I like the Metro Red Line hope it does actually expand all the way to Santa Monica, as proposed. Los Angeles needs all the positive public transit experiences it can get...
December 29, 2005
My father and I are going to take my cranky and handicapped 91 year-old grandmother June to Tijuana so she can show us where, when she was a teenager, she used to go buy heroin for her uncle Edgar from the Jewish dealer (who also owned one of the biggest stores in town). The plan is we're all going to take the train down to San Diego together, spend the afternoon and evening there, then go to Tijuana the next morning. It should be interesting...
I decided to take the Metro Red Line from North Hollywood to meet my father and grandmother at Union Station.
At the first stop, an African-American man in his mid-late 20s with a CD player sits down on the bench next to me. In his case (a small black and silver hard CD case), he has: CDs, toothpaste, a mini-toothbrush, a large stack of condoms (“my personal hygiene items,” he explains). But what he doesn’t have in the case, it turns out, are extra AA batteries. Which is a problem today.
He turns off the now-dead CD player and tells me that he lent the player to one of his housemates and, in a considerate but convoluted scheme, she put in her own cheap AAs so as not to run down his. She even left him 2 additional batteries (“The cheap kind. Not Duracells like I always put in.”) He changed out the first set of batteries on the Orange Line earlier that morning. But the second set just died, right now. And unfortunately, the space in his CD case/wallet where he usually keeps those “extra extra batteries” had been replaced with the personal hygiene items. Which, he said, his voice dipping slightly, meant no more music until he got to work, another subway train then bus away, albeit lots of prospects for safe sex.
But the commute was worth it, he said, even without the batteries. Where he was living now was much nicer than the place he had left. “No gunshots.”
In Hollywood, a young Latino kid with a sweatshirt, trendy low-slung baggy cargo pants, a long beard and shaved head, gets on the train. He’s carrying a hard CD wallet, a CD player and a large, worn bible. He sits down next to me, in the seat adjacent to the now music-less man. Across from him a young white woman is buried in her book.
My neighbor turns to the teenager with the bible and CD player and asks, “What are you listening to?”
“Christian rap.”
“Is that like regular rap?”
“Sort of.”
“Then why not just listen to regular rap? Is it the cuss words?”
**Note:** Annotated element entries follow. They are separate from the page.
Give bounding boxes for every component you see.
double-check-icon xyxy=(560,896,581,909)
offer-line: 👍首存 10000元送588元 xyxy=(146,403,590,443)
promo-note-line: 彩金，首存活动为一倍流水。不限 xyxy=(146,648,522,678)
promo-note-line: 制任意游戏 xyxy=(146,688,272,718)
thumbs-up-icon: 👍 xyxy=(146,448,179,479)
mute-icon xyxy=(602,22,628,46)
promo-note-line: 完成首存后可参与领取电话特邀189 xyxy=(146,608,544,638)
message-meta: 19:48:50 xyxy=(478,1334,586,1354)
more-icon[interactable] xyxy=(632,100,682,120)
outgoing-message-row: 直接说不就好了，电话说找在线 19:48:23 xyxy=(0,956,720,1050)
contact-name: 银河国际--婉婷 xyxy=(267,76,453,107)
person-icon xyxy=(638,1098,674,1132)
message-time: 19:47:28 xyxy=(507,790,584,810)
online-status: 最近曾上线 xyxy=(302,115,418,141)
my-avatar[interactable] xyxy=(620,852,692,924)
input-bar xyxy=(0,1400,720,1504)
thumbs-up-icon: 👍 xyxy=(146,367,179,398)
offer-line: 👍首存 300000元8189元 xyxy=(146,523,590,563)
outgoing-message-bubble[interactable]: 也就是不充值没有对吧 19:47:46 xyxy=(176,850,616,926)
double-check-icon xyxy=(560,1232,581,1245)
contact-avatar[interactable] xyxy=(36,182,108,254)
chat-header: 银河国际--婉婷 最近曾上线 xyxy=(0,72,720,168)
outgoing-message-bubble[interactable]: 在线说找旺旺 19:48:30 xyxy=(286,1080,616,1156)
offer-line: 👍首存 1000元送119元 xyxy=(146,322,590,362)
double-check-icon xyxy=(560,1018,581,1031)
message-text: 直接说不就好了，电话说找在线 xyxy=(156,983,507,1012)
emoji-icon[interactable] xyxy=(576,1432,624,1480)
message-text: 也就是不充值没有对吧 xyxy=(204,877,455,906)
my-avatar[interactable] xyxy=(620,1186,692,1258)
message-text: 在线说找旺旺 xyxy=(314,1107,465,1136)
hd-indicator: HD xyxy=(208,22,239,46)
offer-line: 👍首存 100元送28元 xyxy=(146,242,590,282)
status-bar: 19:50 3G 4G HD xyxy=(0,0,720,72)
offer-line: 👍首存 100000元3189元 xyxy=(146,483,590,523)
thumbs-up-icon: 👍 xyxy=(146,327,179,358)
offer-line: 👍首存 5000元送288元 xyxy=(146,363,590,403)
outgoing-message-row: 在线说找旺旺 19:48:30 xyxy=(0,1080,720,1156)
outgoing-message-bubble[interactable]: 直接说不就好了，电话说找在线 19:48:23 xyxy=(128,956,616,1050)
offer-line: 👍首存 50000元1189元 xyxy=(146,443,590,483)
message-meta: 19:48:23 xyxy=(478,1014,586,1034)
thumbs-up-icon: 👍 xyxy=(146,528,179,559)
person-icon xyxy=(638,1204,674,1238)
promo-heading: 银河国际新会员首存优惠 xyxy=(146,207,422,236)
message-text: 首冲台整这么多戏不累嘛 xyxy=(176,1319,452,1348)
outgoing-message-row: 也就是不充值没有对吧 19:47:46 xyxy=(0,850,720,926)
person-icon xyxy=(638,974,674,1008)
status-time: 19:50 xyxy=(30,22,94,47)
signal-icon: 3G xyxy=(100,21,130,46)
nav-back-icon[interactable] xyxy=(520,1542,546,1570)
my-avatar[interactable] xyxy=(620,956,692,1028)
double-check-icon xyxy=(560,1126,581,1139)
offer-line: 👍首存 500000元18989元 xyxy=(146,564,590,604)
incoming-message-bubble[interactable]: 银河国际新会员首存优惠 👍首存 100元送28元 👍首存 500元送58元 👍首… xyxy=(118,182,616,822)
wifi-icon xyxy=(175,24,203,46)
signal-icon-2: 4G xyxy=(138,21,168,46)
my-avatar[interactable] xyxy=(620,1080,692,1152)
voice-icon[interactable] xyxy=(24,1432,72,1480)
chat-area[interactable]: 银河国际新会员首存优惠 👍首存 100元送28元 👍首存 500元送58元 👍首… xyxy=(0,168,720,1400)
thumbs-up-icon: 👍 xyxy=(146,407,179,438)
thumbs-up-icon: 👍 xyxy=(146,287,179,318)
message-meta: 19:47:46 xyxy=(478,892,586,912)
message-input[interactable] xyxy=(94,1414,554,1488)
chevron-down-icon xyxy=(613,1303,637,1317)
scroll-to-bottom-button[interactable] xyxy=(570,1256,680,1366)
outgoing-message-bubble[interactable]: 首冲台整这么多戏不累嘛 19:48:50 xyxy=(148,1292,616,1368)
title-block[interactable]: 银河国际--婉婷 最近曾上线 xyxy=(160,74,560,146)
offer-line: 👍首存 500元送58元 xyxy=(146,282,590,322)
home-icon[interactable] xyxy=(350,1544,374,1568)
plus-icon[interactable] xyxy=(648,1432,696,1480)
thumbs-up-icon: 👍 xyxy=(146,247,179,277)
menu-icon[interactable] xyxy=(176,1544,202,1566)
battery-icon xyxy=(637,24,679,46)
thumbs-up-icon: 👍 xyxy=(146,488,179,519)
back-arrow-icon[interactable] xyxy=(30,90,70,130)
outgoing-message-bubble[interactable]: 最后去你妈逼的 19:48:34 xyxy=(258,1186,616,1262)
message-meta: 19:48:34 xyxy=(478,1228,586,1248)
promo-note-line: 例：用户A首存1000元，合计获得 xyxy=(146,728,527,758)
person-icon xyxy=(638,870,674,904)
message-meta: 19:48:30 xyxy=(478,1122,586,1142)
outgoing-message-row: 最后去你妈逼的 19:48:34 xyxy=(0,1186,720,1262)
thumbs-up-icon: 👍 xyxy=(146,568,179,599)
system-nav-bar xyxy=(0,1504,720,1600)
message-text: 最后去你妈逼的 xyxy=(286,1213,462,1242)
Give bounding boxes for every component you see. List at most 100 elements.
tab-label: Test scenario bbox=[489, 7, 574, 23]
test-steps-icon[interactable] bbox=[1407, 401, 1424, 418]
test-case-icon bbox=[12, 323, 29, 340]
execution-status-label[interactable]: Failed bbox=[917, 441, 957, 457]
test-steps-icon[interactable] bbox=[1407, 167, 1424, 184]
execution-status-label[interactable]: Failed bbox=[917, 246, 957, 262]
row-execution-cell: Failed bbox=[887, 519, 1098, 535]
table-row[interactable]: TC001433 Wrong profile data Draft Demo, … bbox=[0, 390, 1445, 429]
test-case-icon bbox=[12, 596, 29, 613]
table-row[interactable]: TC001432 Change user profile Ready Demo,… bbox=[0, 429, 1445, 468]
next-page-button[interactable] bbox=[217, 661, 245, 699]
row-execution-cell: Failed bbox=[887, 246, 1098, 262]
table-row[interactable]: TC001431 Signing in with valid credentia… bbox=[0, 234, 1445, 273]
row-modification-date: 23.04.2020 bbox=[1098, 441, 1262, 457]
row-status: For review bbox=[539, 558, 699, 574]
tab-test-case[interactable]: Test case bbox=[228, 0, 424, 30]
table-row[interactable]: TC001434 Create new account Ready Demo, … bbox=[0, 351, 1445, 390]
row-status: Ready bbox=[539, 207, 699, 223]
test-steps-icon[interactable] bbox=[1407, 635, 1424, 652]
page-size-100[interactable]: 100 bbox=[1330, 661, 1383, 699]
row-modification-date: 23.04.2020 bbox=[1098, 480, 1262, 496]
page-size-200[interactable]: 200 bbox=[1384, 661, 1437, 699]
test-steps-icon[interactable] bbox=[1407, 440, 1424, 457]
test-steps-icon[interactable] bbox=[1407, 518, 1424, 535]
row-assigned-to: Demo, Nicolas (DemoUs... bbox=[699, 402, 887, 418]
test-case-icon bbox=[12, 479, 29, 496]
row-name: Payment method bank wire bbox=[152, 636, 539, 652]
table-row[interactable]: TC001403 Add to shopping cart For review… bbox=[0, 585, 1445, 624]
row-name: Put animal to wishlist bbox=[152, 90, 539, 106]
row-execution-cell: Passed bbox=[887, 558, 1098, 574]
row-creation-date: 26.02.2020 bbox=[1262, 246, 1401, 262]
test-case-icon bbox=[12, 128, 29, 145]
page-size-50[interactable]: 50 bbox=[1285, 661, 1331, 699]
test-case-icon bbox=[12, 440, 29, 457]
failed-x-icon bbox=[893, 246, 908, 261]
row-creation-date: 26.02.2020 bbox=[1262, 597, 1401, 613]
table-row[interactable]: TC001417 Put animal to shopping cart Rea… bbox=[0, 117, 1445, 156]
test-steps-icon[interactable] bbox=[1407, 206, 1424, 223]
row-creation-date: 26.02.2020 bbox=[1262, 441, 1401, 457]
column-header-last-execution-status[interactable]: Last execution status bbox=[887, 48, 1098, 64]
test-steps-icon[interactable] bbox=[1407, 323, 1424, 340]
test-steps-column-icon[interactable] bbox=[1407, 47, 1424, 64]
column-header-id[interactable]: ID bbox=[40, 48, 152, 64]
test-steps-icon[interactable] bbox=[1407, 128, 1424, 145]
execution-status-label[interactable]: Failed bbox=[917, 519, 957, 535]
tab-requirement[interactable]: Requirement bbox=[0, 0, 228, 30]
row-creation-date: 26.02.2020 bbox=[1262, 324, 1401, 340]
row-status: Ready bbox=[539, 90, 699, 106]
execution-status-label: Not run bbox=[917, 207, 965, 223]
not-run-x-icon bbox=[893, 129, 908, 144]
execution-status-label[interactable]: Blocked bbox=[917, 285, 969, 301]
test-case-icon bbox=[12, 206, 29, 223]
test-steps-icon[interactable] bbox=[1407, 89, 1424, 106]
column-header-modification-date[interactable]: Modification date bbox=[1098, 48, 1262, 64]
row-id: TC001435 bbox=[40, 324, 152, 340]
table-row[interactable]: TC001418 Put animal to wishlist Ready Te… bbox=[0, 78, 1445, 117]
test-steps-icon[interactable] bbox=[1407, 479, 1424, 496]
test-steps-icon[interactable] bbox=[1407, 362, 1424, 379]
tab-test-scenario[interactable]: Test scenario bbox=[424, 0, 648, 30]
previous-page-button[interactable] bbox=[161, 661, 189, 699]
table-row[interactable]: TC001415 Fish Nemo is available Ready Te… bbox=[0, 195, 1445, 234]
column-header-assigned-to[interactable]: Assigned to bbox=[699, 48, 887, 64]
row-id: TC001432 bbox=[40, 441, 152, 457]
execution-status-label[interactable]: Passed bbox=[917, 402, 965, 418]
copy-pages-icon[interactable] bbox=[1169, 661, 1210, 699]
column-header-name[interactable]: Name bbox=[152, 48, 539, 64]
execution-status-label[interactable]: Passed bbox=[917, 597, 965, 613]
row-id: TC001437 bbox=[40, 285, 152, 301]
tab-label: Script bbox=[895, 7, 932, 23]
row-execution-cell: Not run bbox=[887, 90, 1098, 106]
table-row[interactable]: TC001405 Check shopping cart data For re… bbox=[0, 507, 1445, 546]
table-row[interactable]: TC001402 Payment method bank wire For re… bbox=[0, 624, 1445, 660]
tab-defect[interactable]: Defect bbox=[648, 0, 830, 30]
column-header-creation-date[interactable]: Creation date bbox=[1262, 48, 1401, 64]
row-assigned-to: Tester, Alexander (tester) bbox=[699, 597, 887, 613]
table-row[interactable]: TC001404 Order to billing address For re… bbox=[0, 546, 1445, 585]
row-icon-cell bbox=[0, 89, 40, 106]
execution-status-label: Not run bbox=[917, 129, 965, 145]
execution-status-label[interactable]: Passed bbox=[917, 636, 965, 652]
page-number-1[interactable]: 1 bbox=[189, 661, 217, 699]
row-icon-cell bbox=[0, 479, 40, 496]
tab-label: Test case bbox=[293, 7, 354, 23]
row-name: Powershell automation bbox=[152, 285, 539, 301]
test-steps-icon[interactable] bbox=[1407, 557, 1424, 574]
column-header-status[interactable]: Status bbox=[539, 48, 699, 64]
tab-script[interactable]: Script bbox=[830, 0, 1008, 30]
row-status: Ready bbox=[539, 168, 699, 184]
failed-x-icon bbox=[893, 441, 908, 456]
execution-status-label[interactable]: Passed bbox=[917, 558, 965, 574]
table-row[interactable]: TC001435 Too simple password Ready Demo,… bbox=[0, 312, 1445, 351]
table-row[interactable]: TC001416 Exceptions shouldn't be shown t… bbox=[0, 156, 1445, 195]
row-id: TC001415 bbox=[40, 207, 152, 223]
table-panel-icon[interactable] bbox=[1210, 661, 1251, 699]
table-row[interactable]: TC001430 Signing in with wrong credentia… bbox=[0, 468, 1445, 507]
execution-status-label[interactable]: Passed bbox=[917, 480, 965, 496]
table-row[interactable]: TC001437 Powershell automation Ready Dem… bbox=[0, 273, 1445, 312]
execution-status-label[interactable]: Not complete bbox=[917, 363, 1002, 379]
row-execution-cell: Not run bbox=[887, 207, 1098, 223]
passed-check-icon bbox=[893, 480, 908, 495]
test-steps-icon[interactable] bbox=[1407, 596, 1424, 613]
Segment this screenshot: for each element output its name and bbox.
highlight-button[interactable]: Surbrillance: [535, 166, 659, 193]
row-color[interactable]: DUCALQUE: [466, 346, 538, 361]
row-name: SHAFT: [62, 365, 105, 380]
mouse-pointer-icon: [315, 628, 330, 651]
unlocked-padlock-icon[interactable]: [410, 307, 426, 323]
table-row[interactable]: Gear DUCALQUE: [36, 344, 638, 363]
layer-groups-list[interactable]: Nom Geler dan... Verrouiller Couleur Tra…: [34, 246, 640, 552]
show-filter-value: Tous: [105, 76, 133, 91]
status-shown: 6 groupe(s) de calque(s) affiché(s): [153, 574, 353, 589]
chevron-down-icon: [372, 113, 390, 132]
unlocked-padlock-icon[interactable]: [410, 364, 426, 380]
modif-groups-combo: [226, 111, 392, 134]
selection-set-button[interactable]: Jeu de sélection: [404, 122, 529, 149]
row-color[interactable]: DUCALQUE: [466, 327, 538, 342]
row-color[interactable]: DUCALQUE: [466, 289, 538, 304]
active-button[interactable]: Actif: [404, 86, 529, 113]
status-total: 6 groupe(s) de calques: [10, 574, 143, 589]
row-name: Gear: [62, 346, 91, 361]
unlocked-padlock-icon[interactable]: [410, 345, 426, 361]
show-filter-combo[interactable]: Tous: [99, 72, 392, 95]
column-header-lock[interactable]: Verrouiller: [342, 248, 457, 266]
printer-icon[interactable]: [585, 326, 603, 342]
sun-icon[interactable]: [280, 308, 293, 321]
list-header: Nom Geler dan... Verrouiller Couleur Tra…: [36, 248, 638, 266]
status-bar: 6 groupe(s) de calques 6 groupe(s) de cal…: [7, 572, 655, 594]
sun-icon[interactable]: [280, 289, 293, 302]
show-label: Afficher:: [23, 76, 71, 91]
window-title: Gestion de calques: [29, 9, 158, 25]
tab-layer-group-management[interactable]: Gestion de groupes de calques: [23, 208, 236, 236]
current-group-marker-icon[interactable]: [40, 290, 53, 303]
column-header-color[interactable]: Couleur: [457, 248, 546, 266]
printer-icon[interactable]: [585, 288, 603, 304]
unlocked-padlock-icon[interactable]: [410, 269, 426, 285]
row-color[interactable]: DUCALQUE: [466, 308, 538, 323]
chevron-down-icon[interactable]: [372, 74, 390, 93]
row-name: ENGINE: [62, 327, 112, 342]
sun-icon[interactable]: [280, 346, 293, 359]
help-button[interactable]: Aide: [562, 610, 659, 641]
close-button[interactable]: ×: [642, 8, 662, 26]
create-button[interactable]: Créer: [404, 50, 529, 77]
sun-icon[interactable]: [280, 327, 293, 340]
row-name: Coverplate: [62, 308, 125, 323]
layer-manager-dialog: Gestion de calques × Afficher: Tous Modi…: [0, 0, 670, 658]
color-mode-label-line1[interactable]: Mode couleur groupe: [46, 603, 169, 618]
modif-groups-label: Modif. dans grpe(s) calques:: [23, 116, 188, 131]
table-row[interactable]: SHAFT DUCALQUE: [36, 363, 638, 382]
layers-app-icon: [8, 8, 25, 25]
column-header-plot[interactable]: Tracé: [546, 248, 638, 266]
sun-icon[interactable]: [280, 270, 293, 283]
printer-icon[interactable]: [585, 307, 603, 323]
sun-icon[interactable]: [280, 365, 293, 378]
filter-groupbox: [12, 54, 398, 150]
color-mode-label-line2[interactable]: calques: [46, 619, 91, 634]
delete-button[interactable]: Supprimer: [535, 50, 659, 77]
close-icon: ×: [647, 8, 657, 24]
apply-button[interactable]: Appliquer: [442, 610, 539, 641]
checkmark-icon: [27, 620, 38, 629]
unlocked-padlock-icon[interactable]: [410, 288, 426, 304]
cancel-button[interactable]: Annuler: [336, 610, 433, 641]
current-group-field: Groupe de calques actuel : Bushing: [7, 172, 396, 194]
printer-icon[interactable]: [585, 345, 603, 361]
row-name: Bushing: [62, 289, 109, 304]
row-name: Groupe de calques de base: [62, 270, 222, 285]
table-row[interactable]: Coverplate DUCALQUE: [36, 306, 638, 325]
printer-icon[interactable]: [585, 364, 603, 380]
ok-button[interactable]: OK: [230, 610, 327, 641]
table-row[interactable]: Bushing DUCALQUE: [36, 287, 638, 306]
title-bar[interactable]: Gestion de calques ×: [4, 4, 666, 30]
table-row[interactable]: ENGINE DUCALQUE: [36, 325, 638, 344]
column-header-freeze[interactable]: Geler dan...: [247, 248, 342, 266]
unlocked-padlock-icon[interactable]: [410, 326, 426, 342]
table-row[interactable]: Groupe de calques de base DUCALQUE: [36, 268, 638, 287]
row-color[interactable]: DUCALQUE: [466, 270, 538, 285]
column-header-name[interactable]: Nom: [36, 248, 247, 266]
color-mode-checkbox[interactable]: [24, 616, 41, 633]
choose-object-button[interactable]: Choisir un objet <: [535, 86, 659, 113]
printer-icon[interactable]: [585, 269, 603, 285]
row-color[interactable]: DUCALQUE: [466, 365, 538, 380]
The teenager shakes his head. “Even without those words, it’s what the music’s about. It hurts your soul to listen to that stuff. This is more uplifting.”
“Have you ever listened to Israeli rap?” asks the woman, setting aside her book.
“No,” the teenager says.
“Now that’s uplifting,” she says. “The lyrics are great and the beat – it’s mixed with some Arab stuff. It’s amazing.”
The teenager and my neighbor nod.
“Where can I get it?” the teenager asks.
“Maybe at one of those Armenian stores on Santa Monica,” my neighbor suggests.
“I don’t know.” The woman shrugs. “Some friends brought me some from Israel.”
All three start to talk to each other. The woman tells them that she just finished college and is working two jobs: one at Metro (which runs all the subways and buses in the city – my neighbor nods and says, “I thought I recognized you from that. I’ve seen you riding the subway before.”) and the other at the Jewish Journal. She’s hoping to get her first by-line in a couple of weeks.
My neighbor gets off at the same stop as the woman. As they walk across the platform together to catch their next train, they continue their conversation.
The teenager slumps back into his seat, opens up his Bible and resumes reading. I glance over his shoulder and realize he’s scouring the explanatory notes in the margins, running his index finger over the tiny lines of text. So intent, as if trying to absorb the whole page in a glance. Or the whole word in the span of a simple subway car during a typical morning commute.